Mastodon considered him. “I would like to commission you to fulfill a service to me.”
“Commission? You mean without holding something over my head and taunting me with it whenever I lag in my duty to you?” He knew he was being risky speaking to her this way, but as long as she wanted something of him and they hadn’t struck a deal yet – particularly one that confirmed she would likely have him killed at the first sign of treachery – he had a slight edge for speaking his mind. Admittedly it was a perilous edge, ready to crumble underneath him and give way at any wrong turn, but it was an edge.
“Yes, commission,” she confirmed, her smoky voice surprisingly patient. “I have nothing against bargains, Godren, even if I do fancy threats. I may be in a dishonest business, but I am not a dishonest businesswoman.”
“Just an elusive one. You did not answer my question. What do you want of me?”
“I’ve watched you in this city, Godren. I’ve watched you rise from a puppy to a wolf. A reputation like yours does not go unnoticed by someone like
me. Nor does it go un-admired and dismissed. I can use people like you. I want people like you.”
“Because we might become valid threats one day if you don’t tame us young?”
“You think I can tame you young? With a tongue like that? You demonstrate your defiance quite clearly, Godren. I see that,” she assured him. “However you must remember that whether I can tame you or not, I can kill you quite easily, so watch yourself.” With that warning, she dismissed his flippancy. “Now. Let me explain my position.”
“By all means,” he granted a little dryly. He’d only been trying to encourage this development in the conversation since she had opened her elusive mouth…
“I’m developing a bit of a flea problem.”
Godren blinked. “I beg your pardon?”
“The human kind, Godren. Don’t play dumb with me; stupidity does not become you. There is a rising vice astir, and I want it terminated.”
“What sort of vice?”
“Lawmen do not bother me. They don’t mess with me. But bounty hunters are a greedy, ruthless bunch all their own. They disregard the law – not to mention rumors of magic – to get their hands on great prizes, and their unlawful actions are pardoned or overlooked when they present such prizes to the law. They annoy me. So I’m putting a price on their heads.”

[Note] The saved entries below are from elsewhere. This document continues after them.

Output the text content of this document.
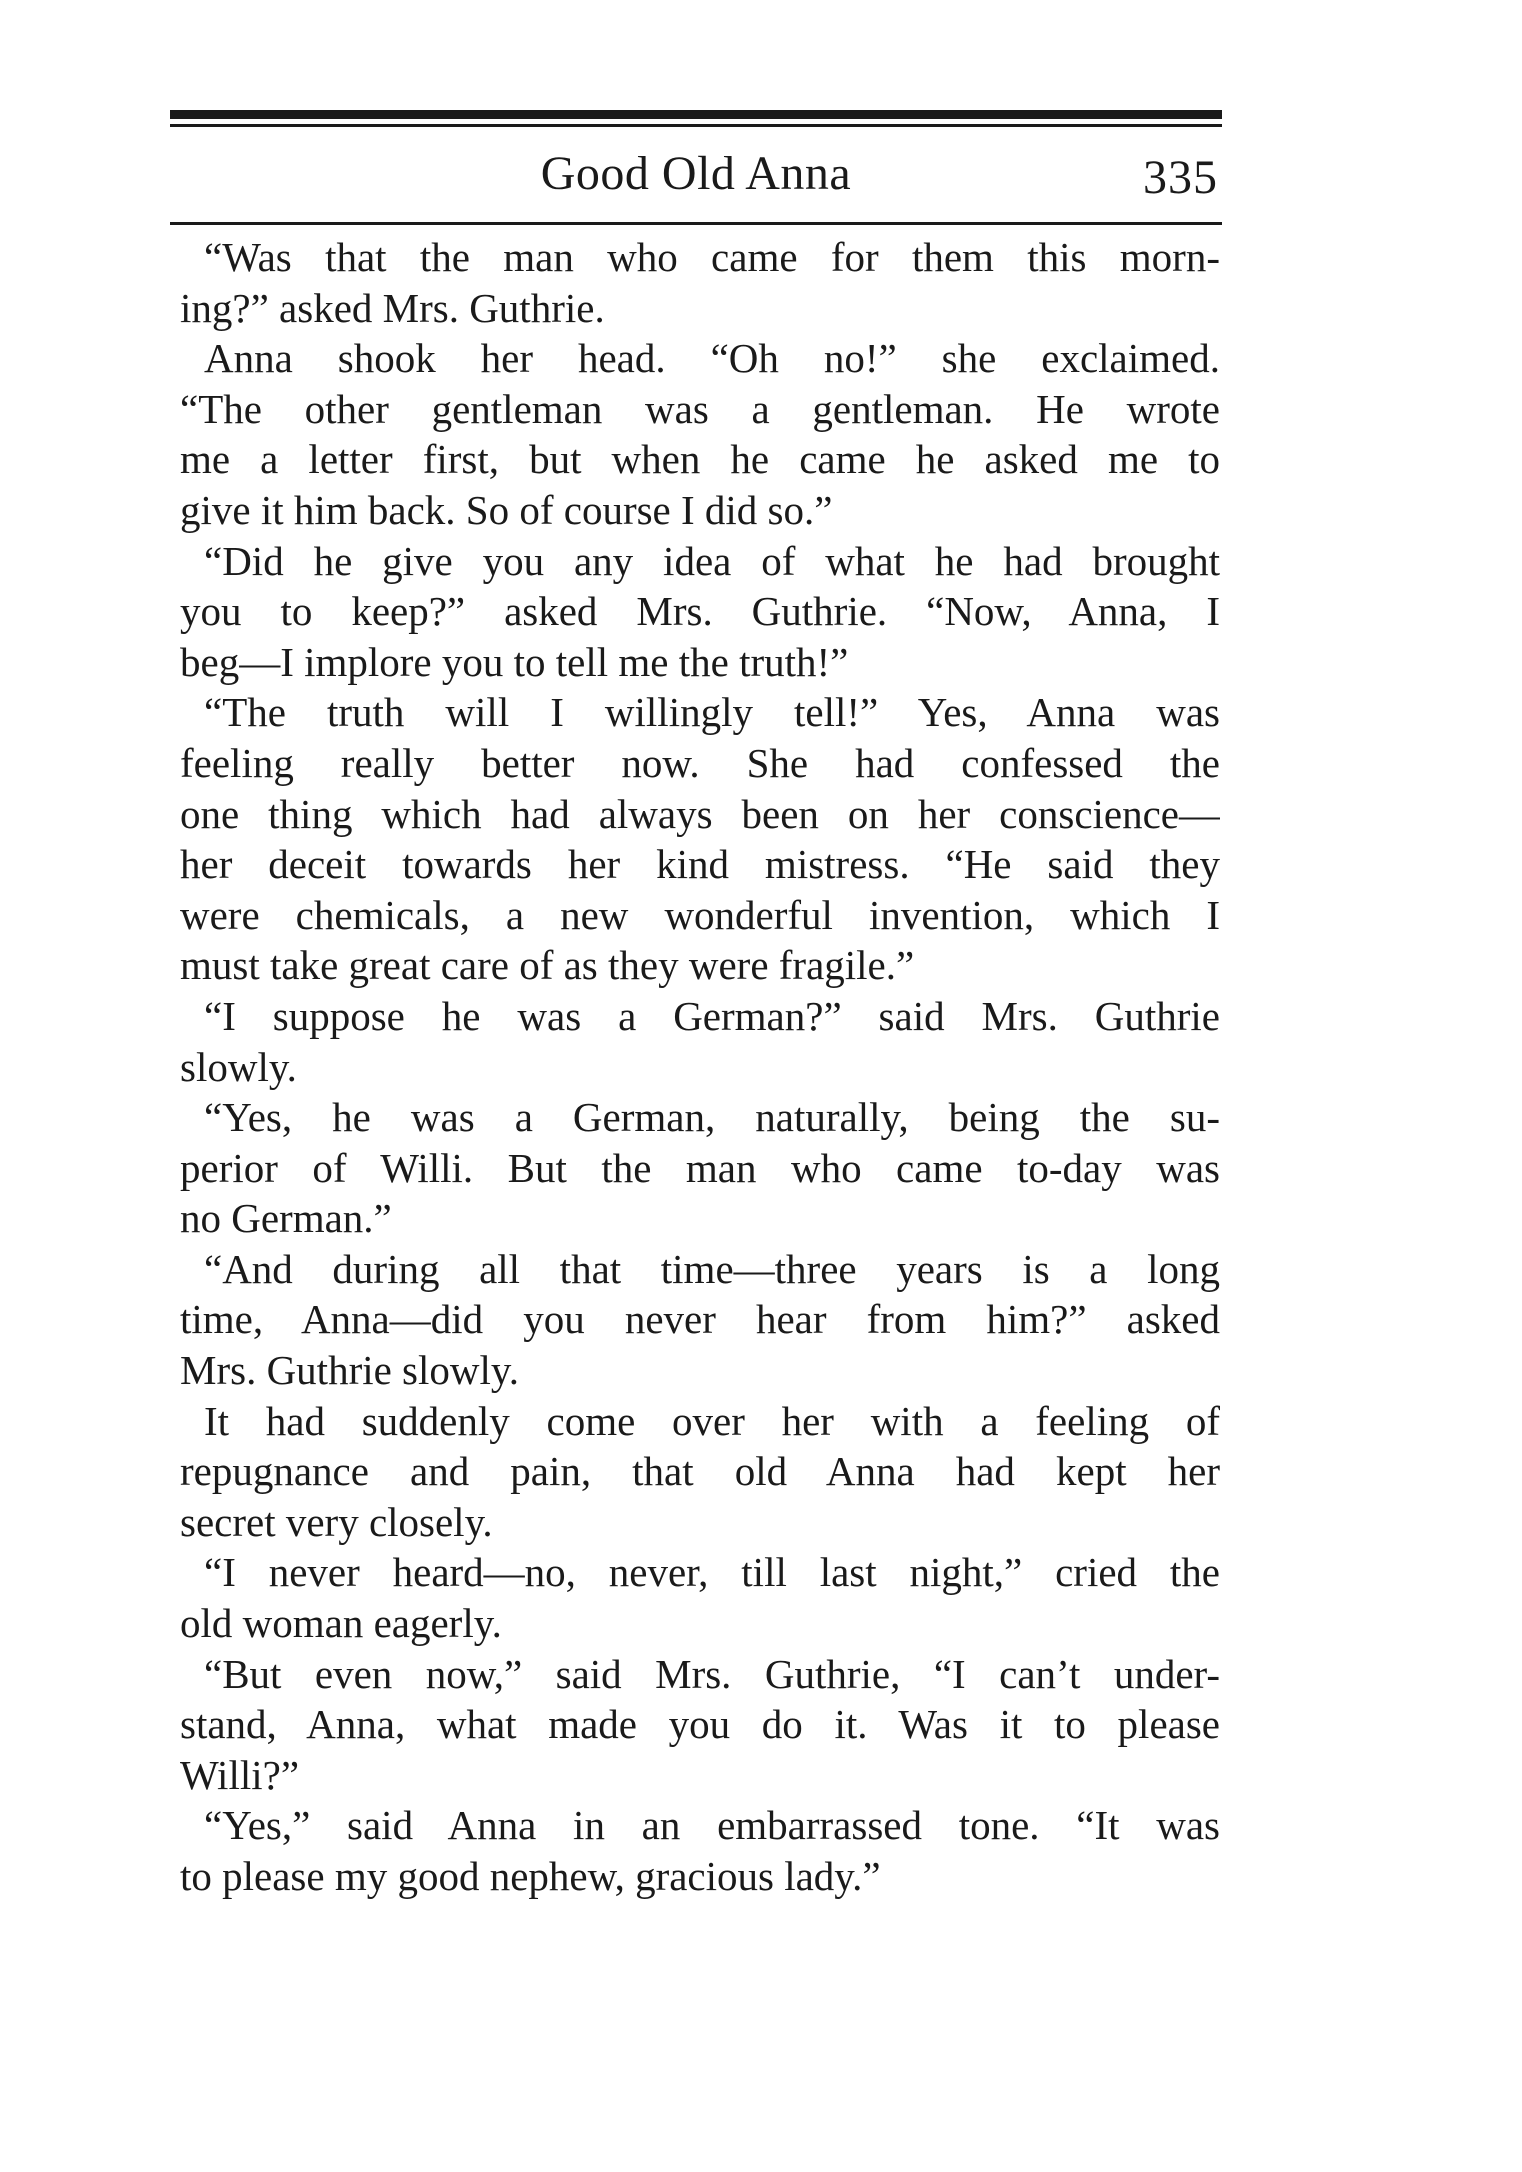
Good Old Anna	335
“Was that the man who came for them this morn-
ing?” asked Mrs. Guthrie.
Anna shook her head. “Oh no!” she exclaimed.
“The other gentleman was a gentleman. He wrote
me a letter first, but when he came he asked me to
give it him back. So of course I did so.”
“Did he give you any idea of what he had brought
you to keep?” asked Mrs. Guthrie. “Now, Anna, I
beg—I implore you to tell me the truth!”
“The truth will I willingly tell!” Yes, Anna was
feeling really better now. She had confessed the
one thing which had always been on her conscience—
her deceit towards her kind mistress. “He said they
were chemicals, a new wonderful invention, which I
must take great care of as they were fragile.”
“I suppose he was a German?” said Mrs. Guthrie
slowly.
“Yes, he was a German, naturally, being the su-
perior of Willi. But the man who came to-day was
no German.”
“And during all that time—three years is a long
time, Anna—did you never hear from him?” asked
Mrs. Guthrie slowly.
It had suddenly come over her with a feeling of
repugnance and pain, that old Anna had kept her
secret very closely.
“I never heard—no, never, till last night,” cried the
old woman eagerly.
“But even now,” said Mrs. Guthrie, “I can’t under-
stand, Anna, what made you do it. Was it to please
Willi?”
“Yes,” said Anna in an embarrassed tone. “It was
to please my good nephew, gracious lady.”
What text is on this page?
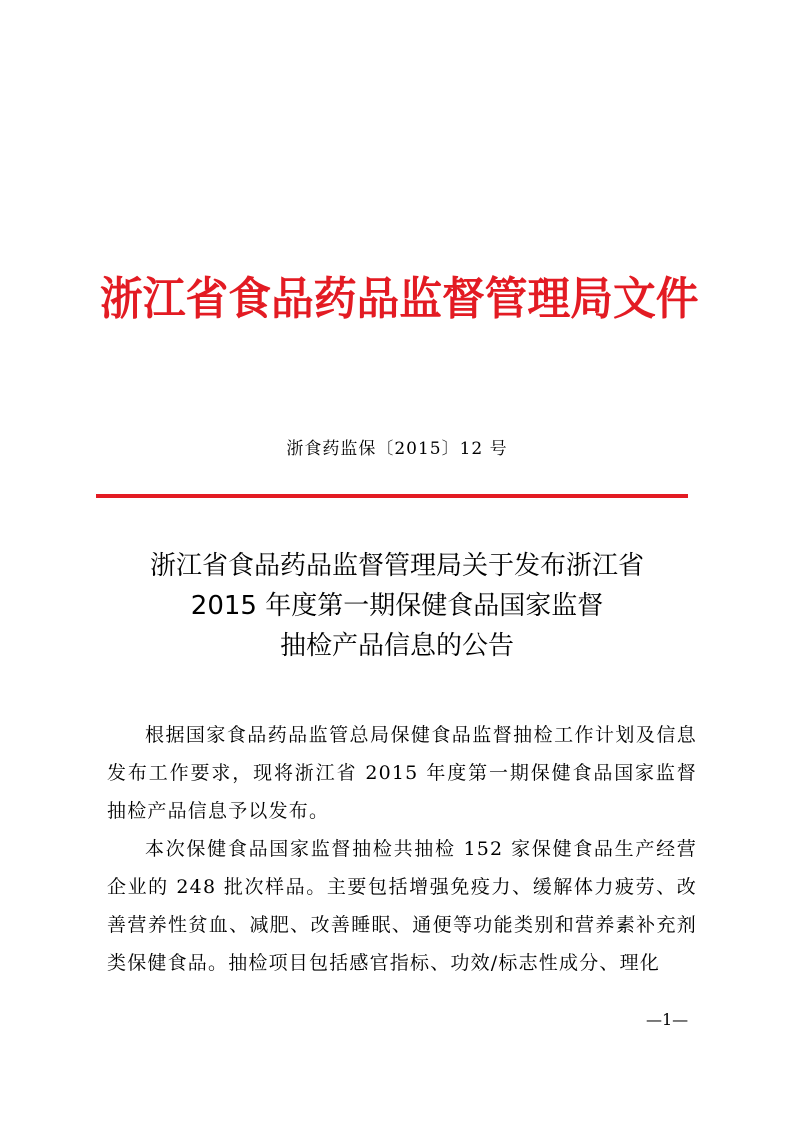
浙江省食品药品监督管理局文件
浙食药监保〔2015〕12 号
浙江省食品药品监督管理局关于发布浙江省
2015 年度第一期保健食品国家监督
抽检产品信息的公告

根据国家食品药品监管总局保健食品监督抽检工作计划及信息发布工作要求，现将浙江省 2015 年度第一期保健食品国家监督抽检产品信息予以发布。

本次保健食品国家监督抽检共抽检 152 家保健食品生产经营企业的 248 批次样品。主要包括增强免疫力、缓解体力疲劳、改善营养性贫血、减肥、改善睡眠、通便等功能类别和营养素补充剂类保健食品。抽检项目包括感官指标、功效/标志性成分、理化

—1—
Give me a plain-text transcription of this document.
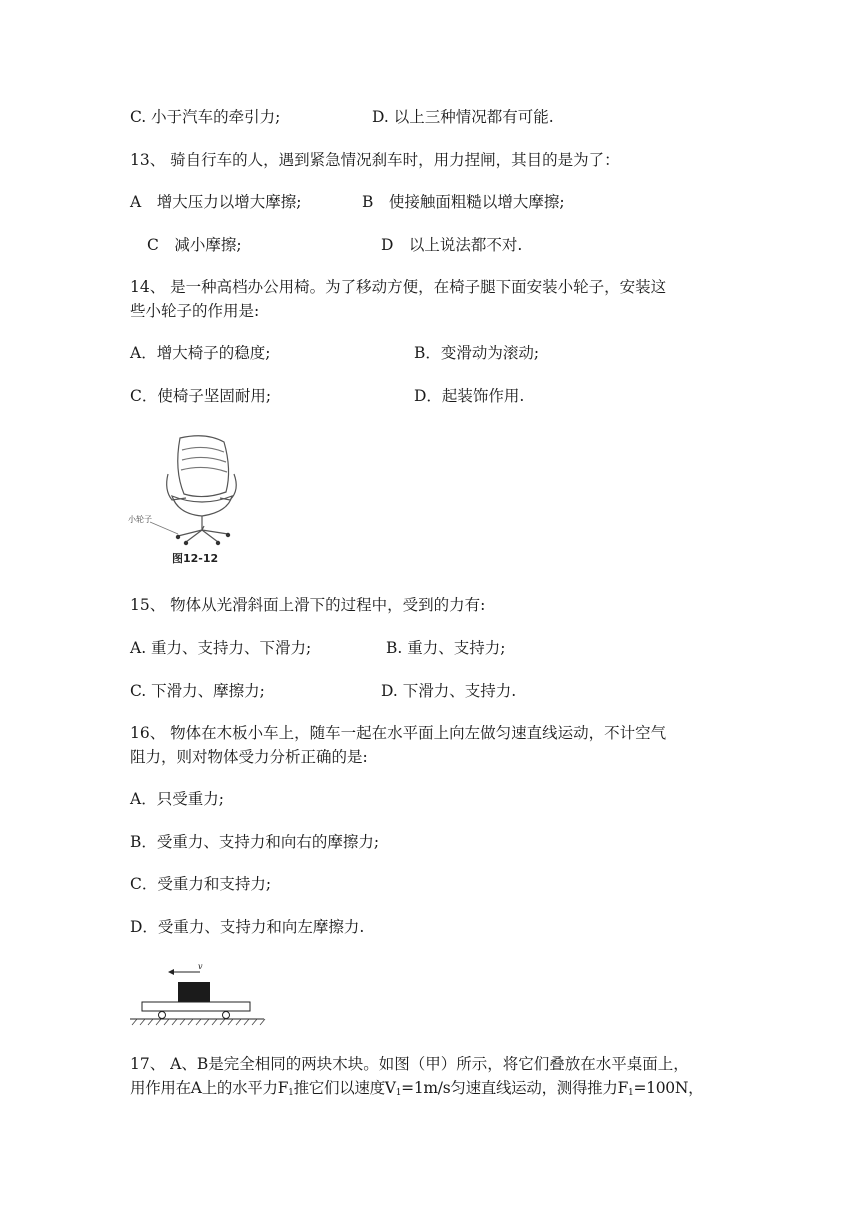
C. 小于汽车的牵引力;	D. 以上三种情况都有可能.
13、 骑自行车的人，遇到紧急情况刹车时，用力捏闸，其目的是为了：
A　增大压力以增大摩擦;	B　使接触面粗糙以增大摩擦;
C　减小摩擦;	D　以上说法都不对.
14、 是一种高档办公用椅。为了移动方便，在椅子腿下面安装小轮子，安装这
些小轮子的作用是:
A．增大椅子的稳度;	B．变滑动为滚动;
C．使椅子坚固耐用;	D．起装饰作用.
小轮子
图12-12
15、 物体从光滑斜面上滑下的过程中，受到的力有:
A. 重力、支持力、下滑力;	B. 重力、支持力;
C. 下滑力、摩擦力;	D. 下滑力、支持力.
16、 物体在木板小车上，随车一起在水平面上向左做匀速直线运动，不计空气
阻力，则对物体受力分析正确的是:
A．只受重力;
B．受重力、支持力和向右的摩擦力;
C．受重力和支持力;
D．受重力、支持力和向左摩擦力.
v
17、 A、B是完全相同的两块木块。如图（甲）所示，将它们叠放在水平桌面上，
用作用在A上的水平力$F_1$推它们以速度$V_1=1m/s$匀速直线运动，测得推力$F_1=100N$，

Godren blinked again. “You’re encouraging a new breed of bounty hunter? One to hunt the originals.”
“Precisely.”
“And me?”
“I would like to appoint you my personal hunter, paid in advance.”
“I’m not a murderer.”
“Really? I’ve heard otherwise,” Mastodon countered tauntingly.
“I’m not a murderer,” Godren repeated more forcefully, jaw set fiercely though he kept his eyes neutral.
Mastodon did not look fazed, but she did not provoke him further either. “No, but I am, Godren. And I hold that over your head whether we make this agreement or not, as I always have. It has nothing to do with this bargain, but you will never be safe again. You never have been.”